Nur lehne ich es ab, dass wir in Dtld staatliches Geld (=meine Steuern) für ein Thema ausgeben, was lt. gesellschaftlichen Konsenz nicht gewünscht ist.

Nun ich bin dafür dass man mit meinen Steuern ideologiefrei Forschung betreibt - egal ob derjenige dem ein mögliches Ergebnis später ein Leben mit mehr Sicherheit bringen könnte, meine Ansichten hat oder abweichende.

Ich sehe Forschung immer als möglichst - zumindest im Idealfall - frei von Ideologie,Rasse, Geschlecht und Sonstigem an - wenn Forschung jemanden hilft der anders ist als ich, oder andere Vorstellungen hat, dann ist die es meiner Ansicht nach immer trotzdem wert.

Tja, dann lasst uns an Atombomben forschen (der nächste Komet kommt bestimmt), Biowaffen (was wenn die bösen Aliens kommen?).
Man kann sich jede noch so unsinnige Forschung schönreden.

Aber an dieser Stelle ist, klar, dass wir unterschiedlicher Meinung sind. Von daher sollten wir die Diskussion beenden.

Habe ein geiles Tool gefunden FUDinatr.exe - hat jemand aus dem Intranet von Koch Industries geklaut.

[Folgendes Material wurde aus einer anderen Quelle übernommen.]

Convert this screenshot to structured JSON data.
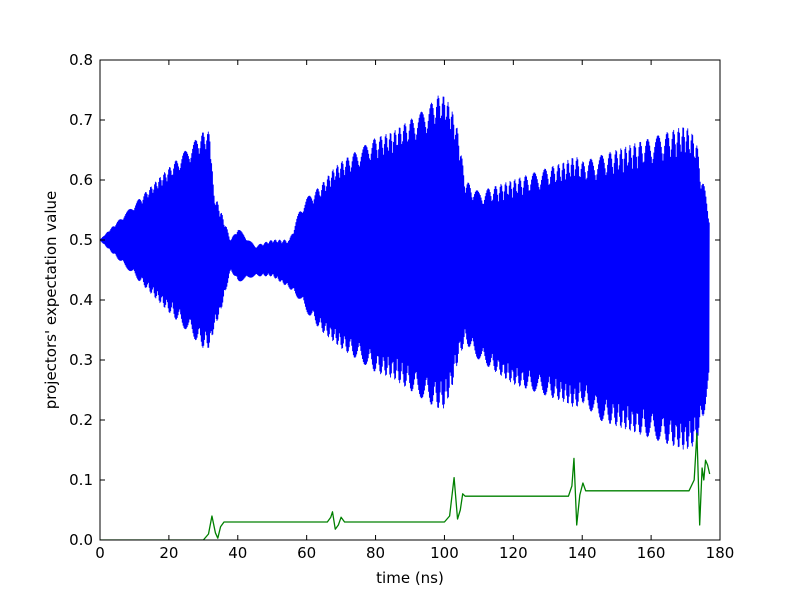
{
  "chart_data": {
    "type": "line",
    "xlabel": "time (ns)",
    "ylabel": "projectors' expectation value",
    "xlim": [
      0,
      180
    ],
    "ylim": [
      0.0,
      0.8
    ],
    "x_ticks": [
      "0",
      "20",
      "40",
      "60",
      "80",
      "100",
      "120",
      "140",
      "160",
      "180"
    ],
    "y_ticks": [
      "0.0",
      "0.1",
      "0.2",
      "0.3",
      "0.4",
      "0.5",
      "0.6",
      "0.7",
      "0.8"
    ],
    "grid": false,
    "legend": "none",
    "series": [
      {
        "color": "#0000ff",
        "style": "fast oscillation about a slowly varying center; envelope gives the max/min values",
        "t_end": 177,
        "center": [
          [
            0,
            0.5
          ],
          [
            32,
            0.5
          ],
          [
            40,
            0.47
          ],
          [
            60,
            0.46
          ],
          [
            80,
            0.455
          ],
          [
            100,
            0.45
          ],
          [
            105,
            0.43
          ],
          [
            140,
            0.41
          ],
          [
            170,
            0.39
          ],
          [
            177,
            0.38
          ]
        ],
        "envelope_max": [
          [
            0,
            0.5
          ],
          [
            5,
            0.53
          ],
          [
            10,
            0.56
          ],
          [
            15,
            0.59
          ],
          [
            20,
            0.62
          ],
          [
            25,
            0.65
          ],
          [
            30,
            0.68
          ],
          [
            32,
            0.68
          ],
          [
            33,
            0.58
          ],
          [
            35,
            0.55
          ],
          [
            38,
            0.5
          ],
          [
            40,
            0.52
          ],
          [
            45,
            0.49
          ],
          [
            50,
            0.5
          ],
          [
            55,
            0.5
          ],
          [
            58,
            0.55
          ],
          [
            60,
            0.57
          ],
          [
            64,
            0.59
          ],
          [
            68,
            0.62
          ],
          [
            70,
            0.63
          ],
          [
            75,
            0.65
          ],
          [
            80,
            0.67
          ],
          [
            85,
            0.68
          ],
          [
            90,
            0.7
          ],
          [
            95,
            0.72
          ],
          [
            98,
            0.74
          ],
          [
            100,
            0.74
          ],
          [
            102,
            0.72
          ],
          [
            104,
            0.68
          ],
          [
            106,
            0.6
          ],
          [
            110,
            0.58
          ],
          [
            115,
            0.59
          ],
          [
            120,
            0.6
          ],
          [
            125,
            0.61
          ],
          [
            130,
            0.62
          ],
          [
            135,
            0.63
          ],
          [
            138,
            0.64
          ],
          [
            140,
            0.63
          ],
          [
            145,
            0.64
          ],
          [
            150,
            0.65
          ],
          [
            155,
            0.66
          ],
          [
            160,
            0.67
          ],
          [
            165,
            0.68
          ],
          [
            170,
            0.69
          ],
          [
            173,
            0.67
          ],
          [
            175,
            0.6
          ],
          [
            177,
            0.55
          ]
        ],
        "envelope_min": [
          [
            0,
            0.5
          ],
          [
            5,
            0.47
          ],
          [
            10,
            0.44
          ],
          [
            15,
            0.41
          ],
          [
            20,
            0.38
          ],
          [
            25,
            0.35
          ],
          [
            30,
            0.32
          ],
          [
            32,
            0.32
          ],
          [
            33,
            0.35
          ],
          [
            35,
            0.38
          ],
          [
            38,
            0.45
          ],
          [
            40,
            0.43
          ],
          [
            45,
            0.44
          ],
          [
            50,
            0.44
          ],
          [
            55,
            0.42
          ],
          [
            58,
            0.4
          ],
          [
            60,
            0.38
          ],
          [
            64,
            0.35
          ],
          [
            68,
            0.33
          ],
          [
            70,
            0.32
          ],
          [
            75,
            0.3
          ],
          [
            80,
            0.28
          ],
          [
            85,
            0.27
          ],
          [
            90,
            0.25
          ],
          [
            95,
            0.23
          ],
          [
            98,
            0.22
          ],
          [
            100,
            0.22
          ],
          [
            102,
            0.25
          ],
          [
            104,
            0.3
          ],
          [
            106,
            0.33
          ],
          [
            110,
            0.3
          ],
          [
            115,
            0.28
          ],
          [
            120,
            0.26
          ],
          [
            125,
            0.25
          ],
          [
            130,
            0.24
          ],
          [
            135,
            0.23
          ],
          [
            138,
            0.22
          ],
          [
            140,
            0.23
          ],
          [
            145,
            0.2
          ],
          [
            150,
            0.19
          ],
          [
            155,
            0.18
          ],
          [
            160,
            0.17
          ],
          [
            165,
            0.16
          ],
          [
            170,
            0.15
          ],
          [
            173,
            0.16
          ],
          [
            175,
            0.2
          ],
          [
            177,
            0.26
          ]
        ]
      },
      {
        "color": "#008000",
        "style": "step-like line with transient spikes",
        "points": [
          [
            0,
            0.0
          ],
          [
            30,
            0.0
          ],
          [
            31.5,
            0.01
          ],
          [
            32.5,
            0.04
          ],
          [
            33.5,
            0.012
          ],
          [
            34.2,
            0.003
          ],
          [
            35,
            0.022
          ],
          [
            36,
            0.03
          ],
          [
            66,
            0.03
          ],
          [
            67,
            0.038
          ],
          [
            67.5,
            0.047
          ],
          [
            68.3,
            0.018
          ],
          [
            69.2,
            0.025
          ],
          [
            70,
            0.038
          ],
          [
            71,
            0.03
          ],
          [
            100,
            0.03
          ],
          [
            101.5,
            0.04
          ],
          [
            102.8,
            0.104
          ],
          [
            103.8,
            0.035
          ],
          [
            104.6,
            0.05
          ],
          [
            105.3,
            0.077
          ],
          [
            106,
            0.073
          ],
          [
            136,
            0.073
          ],
          [
            137,
            0.09
          ],
          [
            137.6,
            0.136
          ],
          [
            138.4,
            0.025
          ],
          [
            139.3,
            0.075
          ],
          [
            140.2,
            0.095
          ],
          [
            141,
            0.082
          ],
          [
            171,
            0.082
          ],
          [
            172.5,
            0.1
          ],
          [
            173.3,
            0.178
          ],
          [
            174.1,
            0.025
          ],
          [
            174.8,
            0.12
          ],
          [
            175.3,
            0.1
          ],
          [
            175.8,
            0.133
          ],
          [
            176.4,
            0.125
          ],
          [
            177,
            0.11
          ]
        ]
      }
    ]
  }
}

Läuft noch unter MS DOS, das Schätzchen. Mit einem langen Fragekatalog, so frei übersetzt „geben sie die zu diskreditierende Technologie ein“ und immer mehr Details. Rohstoffe. Welche Branchen sind vom Umbruch betroffen. ziemlich clever gemacht. Also hab ich mal molten salt reactor (MSR) eingegeben.

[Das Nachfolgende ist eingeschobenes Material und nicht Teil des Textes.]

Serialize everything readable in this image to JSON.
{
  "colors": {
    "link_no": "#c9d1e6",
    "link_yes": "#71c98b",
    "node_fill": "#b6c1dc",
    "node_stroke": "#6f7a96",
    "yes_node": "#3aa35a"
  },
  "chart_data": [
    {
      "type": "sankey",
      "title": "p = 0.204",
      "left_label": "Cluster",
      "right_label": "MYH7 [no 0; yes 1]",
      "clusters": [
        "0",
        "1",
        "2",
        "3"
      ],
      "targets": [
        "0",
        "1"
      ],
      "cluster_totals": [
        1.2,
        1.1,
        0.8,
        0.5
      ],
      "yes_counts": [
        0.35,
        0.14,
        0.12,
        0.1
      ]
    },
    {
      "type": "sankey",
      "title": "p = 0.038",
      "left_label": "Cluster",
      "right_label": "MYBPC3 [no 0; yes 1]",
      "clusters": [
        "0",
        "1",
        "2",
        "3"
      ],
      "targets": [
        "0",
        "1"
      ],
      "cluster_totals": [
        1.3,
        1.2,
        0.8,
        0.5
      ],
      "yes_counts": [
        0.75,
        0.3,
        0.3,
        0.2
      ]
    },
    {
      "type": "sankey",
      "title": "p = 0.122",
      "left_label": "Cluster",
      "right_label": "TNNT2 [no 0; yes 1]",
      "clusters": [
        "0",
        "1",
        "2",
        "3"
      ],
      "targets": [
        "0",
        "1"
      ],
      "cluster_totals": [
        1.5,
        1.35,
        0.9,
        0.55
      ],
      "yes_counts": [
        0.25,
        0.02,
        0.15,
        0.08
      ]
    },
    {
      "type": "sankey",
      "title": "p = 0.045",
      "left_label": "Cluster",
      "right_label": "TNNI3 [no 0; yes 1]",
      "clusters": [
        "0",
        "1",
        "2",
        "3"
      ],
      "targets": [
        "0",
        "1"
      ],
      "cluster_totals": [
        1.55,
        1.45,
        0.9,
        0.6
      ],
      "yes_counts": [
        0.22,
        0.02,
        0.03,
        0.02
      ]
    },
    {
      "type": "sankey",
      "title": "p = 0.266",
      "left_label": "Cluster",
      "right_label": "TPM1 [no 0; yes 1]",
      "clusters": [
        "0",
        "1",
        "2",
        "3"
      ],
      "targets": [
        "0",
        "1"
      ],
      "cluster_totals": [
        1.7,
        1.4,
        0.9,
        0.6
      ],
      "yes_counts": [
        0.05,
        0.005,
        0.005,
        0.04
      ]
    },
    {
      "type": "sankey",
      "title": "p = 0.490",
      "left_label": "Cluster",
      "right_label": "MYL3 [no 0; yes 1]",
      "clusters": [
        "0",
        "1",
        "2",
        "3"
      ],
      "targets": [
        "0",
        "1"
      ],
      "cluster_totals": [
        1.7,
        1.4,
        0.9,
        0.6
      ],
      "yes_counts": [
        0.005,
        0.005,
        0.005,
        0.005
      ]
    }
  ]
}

Hier die Antworten, wieder sinngemäß übersetzt

wo er Recht hat… :wink:

auch wieder wahr

nanu? naja

Je nachdem wie viel man rein füttert kommt noch mehr Quatsch raus, aber ich stoppe hier mal. :mrgreen:
Wer Ironie findet, darf 1x am Supercharger kostenlos laden!

@Dringi

Das Beispiel mit der Raumfahrt ist nicht mein letzter Argumentations-Punkt aber einer, dem man gerade in Zukunft mehr Bedeutung beimessen kann, gerade wenn es an den Rand oder über unser Sonnensystem hinausgehen soll.
Ich denke, wenn wir in keine größere Katastrophe schlittern sollten, werden in den kommenden 50 Jahren sicher wieder mehr Missionen Richtung Mond und Mars losgeschickt werden, die Technologien entwickeln sich zunehmend und die Kosten sinken gleichzeitig. Es wird Zeit für uns, finde ich, die Fühler auszustrecken.

Ich will ja nicht, dass wir auf Atomkraft setzen, aber was mich bislang überzeugt und ich denke auch du wirst zustimmen, dass wir sprichwörtlich und tatsächlich Energie aufbringen müssen, aus dem selbstgeschaffenen Problem des Atommülls, welcher z.T. eine imens hohe Halbwertszeit (100.000 Jahre+) hat und über Transmutation (den Aussagen nach) auf einige hundert Jahre reduziert werden kann.
Das ist ein klassisches Dilemma, entweder forschen wir daran, wie wir den Müll reduzieren können oder wir akzeptieren die jahrtausende dauernde Halbwertszeit, auf der Oberfläche oder in Erdschichten - die Frage ist, was langfristig sicherer ist und wem gegenüber wir Verantwortung zeigen müssen. Meiner Meinung nach müssen wir der Zukunft die Chance lassen, einen möglichst lebenswerten Planeten als Grundlage zu bieten.

Alles Gute!

Es sind doch auch laut Greenpeace 1.500 zusätzliche Kohlekraftwerke geplant - ob das nun besser ist + sicher fast 20 neue Kernkraftwerke in Europa run um Deutschland (allein UK ü Polen sind ja schon 10) - die Hoffnung dass die nicht gebaut werden hat sich bereits in UK zerschlagen. Geld ist billig durch die EZB-Poitik, das wird wohl keines mehr verhindern.

Daher hat doch jeder ein Interesse daran, dass diese Technik möglichst sicher sein muss selbst enn man nicht dafür jubelt.